In our test environment studies for linear systems, acceleration measurements were obtained using IMUs in an environment simulating a moving object. These measurements were then used for velocity estimations employing the KF and the proposed LERAFKF algorithms developed in the MATLAB environment. Additionally, a nonlinear system simulating missile motion, with a 9-degree-of-freedom XYZ system, was employed to validate LERAFKF performance. The IMU, integrated with this system, recorded acceleration and rotation measurements, which were fed into the algorithms designed in MATLAB to evaluate the estimation algorithms of both EKF and LERAFKF filters.
Detailed studies were conducted using the algorithms developed in the MATLAB environment, incorporating measurements from established test environments for both linear and nonlinear systems. The KF and EKF prediction performances were compared with that of LERAFKF. Results indicate that the proposed LERAFKF algorithm outperforms KF and EKF for linear and nonlinear systems. Notably, LERAFKF exhibits superior performance over time, whereas its prediction matches other algorithms in the initial stages.

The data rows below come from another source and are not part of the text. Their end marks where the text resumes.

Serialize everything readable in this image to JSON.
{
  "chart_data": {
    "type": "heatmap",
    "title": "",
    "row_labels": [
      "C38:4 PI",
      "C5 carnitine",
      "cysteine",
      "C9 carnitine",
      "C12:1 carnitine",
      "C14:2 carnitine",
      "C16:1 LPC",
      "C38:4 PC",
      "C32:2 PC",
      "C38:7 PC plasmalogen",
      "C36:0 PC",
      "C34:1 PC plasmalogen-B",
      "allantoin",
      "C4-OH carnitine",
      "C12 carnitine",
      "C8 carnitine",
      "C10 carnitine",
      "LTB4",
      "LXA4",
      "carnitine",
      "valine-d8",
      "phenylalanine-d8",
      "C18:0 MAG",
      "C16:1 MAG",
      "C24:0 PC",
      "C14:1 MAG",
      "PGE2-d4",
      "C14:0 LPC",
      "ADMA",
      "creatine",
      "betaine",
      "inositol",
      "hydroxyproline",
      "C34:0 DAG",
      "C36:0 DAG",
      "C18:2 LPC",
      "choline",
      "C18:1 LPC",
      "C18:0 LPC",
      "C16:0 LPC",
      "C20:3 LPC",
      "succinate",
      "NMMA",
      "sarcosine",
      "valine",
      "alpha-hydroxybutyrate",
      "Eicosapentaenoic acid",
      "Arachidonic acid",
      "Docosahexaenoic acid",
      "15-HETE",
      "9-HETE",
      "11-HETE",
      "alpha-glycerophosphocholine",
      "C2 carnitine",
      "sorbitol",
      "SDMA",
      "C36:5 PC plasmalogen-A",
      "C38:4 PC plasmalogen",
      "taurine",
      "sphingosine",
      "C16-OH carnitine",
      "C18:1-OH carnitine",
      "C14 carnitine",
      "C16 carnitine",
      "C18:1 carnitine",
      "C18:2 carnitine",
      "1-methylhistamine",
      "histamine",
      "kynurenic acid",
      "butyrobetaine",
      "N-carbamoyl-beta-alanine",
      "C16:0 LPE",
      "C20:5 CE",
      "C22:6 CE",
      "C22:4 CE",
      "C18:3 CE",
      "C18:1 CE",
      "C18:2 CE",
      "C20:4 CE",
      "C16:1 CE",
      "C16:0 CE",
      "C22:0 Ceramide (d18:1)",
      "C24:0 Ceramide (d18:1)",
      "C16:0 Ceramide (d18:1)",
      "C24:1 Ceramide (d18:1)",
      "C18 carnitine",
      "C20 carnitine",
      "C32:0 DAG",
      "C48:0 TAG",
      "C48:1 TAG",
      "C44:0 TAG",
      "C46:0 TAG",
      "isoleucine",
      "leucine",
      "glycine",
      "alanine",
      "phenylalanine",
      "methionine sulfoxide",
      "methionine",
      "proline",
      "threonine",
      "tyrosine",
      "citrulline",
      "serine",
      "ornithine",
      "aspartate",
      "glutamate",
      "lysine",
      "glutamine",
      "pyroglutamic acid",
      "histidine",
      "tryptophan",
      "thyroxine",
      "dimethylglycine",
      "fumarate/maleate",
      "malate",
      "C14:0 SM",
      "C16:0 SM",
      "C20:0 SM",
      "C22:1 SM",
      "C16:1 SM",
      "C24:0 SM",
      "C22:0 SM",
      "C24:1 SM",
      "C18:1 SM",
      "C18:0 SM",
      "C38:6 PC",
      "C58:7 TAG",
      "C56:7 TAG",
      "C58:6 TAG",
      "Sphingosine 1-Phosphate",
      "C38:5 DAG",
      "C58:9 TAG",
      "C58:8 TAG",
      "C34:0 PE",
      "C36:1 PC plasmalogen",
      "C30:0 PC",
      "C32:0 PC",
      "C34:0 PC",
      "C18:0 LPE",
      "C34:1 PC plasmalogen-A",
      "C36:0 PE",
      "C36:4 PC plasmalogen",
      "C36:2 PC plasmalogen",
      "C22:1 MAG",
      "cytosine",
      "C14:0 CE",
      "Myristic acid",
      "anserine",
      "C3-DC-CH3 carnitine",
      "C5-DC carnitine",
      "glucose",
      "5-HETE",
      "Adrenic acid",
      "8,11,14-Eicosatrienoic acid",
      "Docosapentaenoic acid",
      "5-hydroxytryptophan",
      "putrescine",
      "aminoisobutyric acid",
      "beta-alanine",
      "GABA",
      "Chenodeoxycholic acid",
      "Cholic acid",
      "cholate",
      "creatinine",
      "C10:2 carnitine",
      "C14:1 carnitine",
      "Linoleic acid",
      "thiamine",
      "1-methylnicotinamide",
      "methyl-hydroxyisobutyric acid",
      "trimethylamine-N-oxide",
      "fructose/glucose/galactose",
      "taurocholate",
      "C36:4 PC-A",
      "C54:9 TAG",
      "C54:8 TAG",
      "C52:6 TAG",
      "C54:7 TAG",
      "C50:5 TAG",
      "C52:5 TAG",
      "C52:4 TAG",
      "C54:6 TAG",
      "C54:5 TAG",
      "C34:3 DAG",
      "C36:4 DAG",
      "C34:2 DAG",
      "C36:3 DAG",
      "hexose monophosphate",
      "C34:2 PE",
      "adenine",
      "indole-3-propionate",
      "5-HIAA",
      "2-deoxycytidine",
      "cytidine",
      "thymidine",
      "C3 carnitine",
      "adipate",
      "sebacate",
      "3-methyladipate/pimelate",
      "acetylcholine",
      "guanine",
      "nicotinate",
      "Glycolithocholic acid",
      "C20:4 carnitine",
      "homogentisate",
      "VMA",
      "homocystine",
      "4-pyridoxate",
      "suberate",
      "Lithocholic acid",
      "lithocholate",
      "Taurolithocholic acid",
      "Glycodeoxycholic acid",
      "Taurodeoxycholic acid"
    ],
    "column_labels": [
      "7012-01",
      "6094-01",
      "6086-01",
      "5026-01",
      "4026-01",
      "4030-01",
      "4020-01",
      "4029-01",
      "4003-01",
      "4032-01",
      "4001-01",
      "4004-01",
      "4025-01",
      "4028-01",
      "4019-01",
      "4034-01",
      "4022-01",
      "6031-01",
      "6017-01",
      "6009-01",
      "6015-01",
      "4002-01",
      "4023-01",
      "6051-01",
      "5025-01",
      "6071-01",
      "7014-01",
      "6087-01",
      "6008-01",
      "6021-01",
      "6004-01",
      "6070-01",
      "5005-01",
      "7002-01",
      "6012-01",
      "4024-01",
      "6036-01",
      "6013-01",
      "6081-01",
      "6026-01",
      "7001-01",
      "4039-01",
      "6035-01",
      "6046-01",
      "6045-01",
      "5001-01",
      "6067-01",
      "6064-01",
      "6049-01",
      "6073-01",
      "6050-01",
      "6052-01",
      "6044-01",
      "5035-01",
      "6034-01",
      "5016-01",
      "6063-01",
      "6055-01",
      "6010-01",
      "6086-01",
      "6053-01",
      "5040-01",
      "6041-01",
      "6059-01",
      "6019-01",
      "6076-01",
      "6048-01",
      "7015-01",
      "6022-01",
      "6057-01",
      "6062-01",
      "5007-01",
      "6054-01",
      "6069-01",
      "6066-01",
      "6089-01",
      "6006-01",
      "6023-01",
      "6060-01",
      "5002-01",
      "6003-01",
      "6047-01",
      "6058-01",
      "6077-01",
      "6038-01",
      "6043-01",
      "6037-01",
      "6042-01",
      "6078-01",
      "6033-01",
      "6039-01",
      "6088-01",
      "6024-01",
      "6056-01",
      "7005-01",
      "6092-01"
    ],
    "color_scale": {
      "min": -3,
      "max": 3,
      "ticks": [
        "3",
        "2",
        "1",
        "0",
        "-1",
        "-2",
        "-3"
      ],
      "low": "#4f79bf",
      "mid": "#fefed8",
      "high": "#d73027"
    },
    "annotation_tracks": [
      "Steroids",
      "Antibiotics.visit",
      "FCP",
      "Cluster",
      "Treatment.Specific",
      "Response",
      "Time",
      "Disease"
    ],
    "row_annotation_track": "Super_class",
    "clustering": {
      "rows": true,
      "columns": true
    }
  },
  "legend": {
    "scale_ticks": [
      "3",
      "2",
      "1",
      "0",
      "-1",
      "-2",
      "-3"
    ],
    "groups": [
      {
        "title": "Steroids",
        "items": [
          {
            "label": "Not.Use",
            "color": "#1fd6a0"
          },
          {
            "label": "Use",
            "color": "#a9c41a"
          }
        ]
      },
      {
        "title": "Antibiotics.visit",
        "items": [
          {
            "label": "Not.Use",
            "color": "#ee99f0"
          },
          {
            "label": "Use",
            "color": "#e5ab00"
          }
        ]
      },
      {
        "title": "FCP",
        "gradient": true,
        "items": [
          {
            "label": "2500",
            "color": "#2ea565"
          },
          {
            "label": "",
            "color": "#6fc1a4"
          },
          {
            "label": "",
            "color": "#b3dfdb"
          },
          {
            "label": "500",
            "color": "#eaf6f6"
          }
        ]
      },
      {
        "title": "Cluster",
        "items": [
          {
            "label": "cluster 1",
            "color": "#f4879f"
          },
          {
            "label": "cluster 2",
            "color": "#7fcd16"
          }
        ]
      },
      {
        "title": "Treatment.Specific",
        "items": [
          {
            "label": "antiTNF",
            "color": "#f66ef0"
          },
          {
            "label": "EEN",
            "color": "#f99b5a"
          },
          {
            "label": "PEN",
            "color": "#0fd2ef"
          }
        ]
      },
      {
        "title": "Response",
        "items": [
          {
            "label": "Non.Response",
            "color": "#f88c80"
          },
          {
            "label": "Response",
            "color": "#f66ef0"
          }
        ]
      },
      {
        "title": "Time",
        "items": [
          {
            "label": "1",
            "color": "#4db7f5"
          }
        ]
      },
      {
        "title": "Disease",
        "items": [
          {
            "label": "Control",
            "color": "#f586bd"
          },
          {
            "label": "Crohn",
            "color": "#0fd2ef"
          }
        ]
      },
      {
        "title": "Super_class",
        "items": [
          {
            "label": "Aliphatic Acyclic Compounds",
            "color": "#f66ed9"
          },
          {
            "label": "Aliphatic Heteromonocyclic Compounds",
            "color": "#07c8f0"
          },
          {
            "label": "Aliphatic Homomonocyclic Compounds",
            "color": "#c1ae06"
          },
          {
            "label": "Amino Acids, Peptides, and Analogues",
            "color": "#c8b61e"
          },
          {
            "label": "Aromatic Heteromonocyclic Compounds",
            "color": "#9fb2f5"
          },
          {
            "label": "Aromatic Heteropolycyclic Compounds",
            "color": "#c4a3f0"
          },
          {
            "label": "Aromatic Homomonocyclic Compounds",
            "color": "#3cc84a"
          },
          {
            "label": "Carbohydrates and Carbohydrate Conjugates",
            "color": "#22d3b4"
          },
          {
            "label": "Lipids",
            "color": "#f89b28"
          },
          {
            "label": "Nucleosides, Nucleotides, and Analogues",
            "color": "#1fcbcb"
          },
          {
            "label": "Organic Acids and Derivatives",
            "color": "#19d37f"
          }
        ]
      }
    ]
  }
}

Regression analyses confirmed the validity of the proposed algorithm. Specifically, in the context of long-term navigation applications, LERAFKF provides robust state estimates for an incorrectly constructed state–space model. However, our method does not exhibit an advantage over the KF when applied to short-term navigation applications. It is not preferred in this scenario because it imposes a heavier calculation processing load. When exploring new research avenues, one could focus on the estimation results obtained through imprecise measurement of the physical parameters of the system’s mathematical model. Utilizing system identification techniques to eliminate errors and mismatches and subsequently incorporating these outcomes into the estimation algorithm presents a promising research topic. Another area of consideration involves examining extreme conditions instead of relying solely on measurements taken at room temperature. Analyzing the sensors’ response to temperature changes and investigating the impact of inaccurate measurements on estimation results could provide valuable insights. Furthermore, more detailed studies on the interaction of LERAFKF with more complex model structures can be performed.
Footnotes
Declaration of conflicting interests
The author(s) declared no potential conflicts of interest with respect to the research, authorship, and/or publication of this article.
Funding
The author(s) received no financial support for the research, authorship, and/or publication of this article.
Data availability statement
Data sharing not applicable to this article as no datasets were generated or analyzed during the current study.